N'ayant d'autre choix que de rentrer en Europe, le St. Louis accosta dans le port belge d'Anvers, le 17 juin. Moins d'un an plus tard, la Belgique était occupée par la Wehrmacht. À la fin de la Seconde Guerre mondiale, 256 passagers du Saint-Louis avaient péri, assassinés dans l'Holocauste.

Les détails de cet événement sont rapportés dans le livre Voyage of the Damned et le film du même nom. Le destin du Saint-Louis était le symbole et signe annonciateur d’une barbarie sans précédent, comportant la «Solution finale» de Hitler, et qui devait engloutir l'humanité dans une guerre mondiale qui allait coûter la vie à quelque 85 millions de personnes.
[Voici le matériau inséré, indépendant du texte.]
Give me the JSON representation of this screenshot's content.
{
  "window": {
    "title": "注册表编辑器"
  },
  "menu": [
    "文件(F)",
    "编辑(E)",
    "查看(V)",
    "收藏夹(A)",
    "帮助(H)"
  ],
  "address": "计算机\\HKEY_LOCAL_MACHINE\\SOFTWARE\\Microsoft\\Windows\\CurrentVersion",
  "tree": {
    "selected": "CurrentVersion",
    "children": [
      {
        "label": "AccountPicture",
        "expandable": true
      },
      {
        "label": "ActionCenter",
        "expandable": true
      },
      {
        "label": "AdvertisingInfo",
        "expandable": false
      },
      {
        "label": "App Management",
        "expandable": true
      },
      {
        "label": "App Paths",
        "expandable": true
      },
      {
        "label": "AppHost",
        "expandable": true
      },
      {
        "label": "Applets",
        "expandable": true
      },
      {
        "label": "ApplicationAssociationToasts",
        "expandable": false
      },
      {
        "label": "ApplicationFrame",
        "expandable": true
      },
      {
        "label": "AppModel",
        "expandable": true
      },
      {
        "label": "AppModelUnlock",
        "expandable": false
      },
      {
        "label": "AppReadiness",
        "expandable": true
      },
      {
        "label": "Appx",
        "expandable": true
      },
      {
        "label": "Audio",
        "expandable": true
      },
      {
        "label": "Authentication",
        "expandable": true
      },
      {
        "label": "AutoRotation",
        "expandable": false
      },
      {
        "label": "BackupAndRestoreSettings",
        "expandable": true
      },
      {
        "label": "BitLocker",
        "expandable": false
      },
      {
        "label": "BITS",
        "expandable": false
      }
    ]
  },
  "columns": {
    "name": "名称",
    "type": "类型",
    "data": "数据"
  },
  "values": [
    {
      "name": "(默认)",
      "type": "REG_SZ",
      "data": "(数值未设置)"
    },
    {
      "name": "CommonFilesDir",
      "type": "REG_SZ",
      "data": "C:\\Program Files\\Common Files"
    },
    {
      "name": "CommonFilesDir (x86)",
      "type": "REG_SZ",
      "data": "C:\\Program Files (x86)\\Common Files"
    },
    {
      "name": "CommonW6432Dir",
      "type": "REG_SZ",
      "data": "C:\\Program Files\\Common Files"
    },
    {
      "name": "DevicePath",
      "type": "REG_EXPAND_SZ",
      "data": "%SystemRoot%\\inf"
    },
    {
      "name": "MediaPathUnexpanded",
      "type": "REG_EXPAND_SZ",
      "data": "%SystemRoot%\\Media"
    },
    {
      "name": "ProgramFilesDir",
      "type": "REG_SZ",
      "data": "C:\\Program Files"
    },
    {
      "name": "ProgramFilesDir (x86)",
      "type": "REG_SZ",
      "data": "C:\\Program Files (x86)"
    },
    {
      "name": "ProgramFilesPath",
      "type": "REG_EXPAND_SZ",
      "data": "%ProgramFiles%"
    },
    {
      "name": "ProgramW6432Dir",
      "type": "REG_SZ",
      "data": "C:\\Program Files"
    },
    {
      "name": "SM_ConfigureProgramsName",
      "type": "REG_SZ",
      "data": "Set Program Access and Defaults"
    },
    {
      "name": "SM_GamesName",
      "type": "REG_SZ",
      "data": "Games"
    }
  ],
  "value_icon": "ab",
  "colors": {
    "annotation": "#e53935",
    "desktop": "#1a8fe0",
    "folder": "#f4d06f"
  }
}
Ce fut sans aucun doute l’histoire tragique et criminelle du Saint-Louis que Léon Trotsky avait à l’esprit lorsque le grand révolutionnaire russe et fondateur de la IVe Internationale écrivit en mai 1940 dans un manifeste sur «La guerre impérialiste et la révolution mondiale prolétarienne » ces lignes :

« Le monde du capitalisme décadent est surpeuplé. La question de l'admission d'une centaine de réfugiés supplémentaire devient un problème majeur pour une puissance mondiale comme les États-Unis. À l'ère de l'aviation, du télégraphe, du téléphone, de la radio et de la télévision, les voyages d'un pays à un autre sont paralysés par les passeports et les visas. La période de la disparition du commerce mondial et du déclin du commerce national est en même temps celle d'une intensification monstrueuse du chauvinisme et particulièrement de l'antisémitisme... Au milieu des vastes étendues de terres et des merveilles de la technique qui a conquis pour l'homme le ciel comme la terre, la bourgeoisie s'est arrangée pour faire de notre planète une abominable prison. »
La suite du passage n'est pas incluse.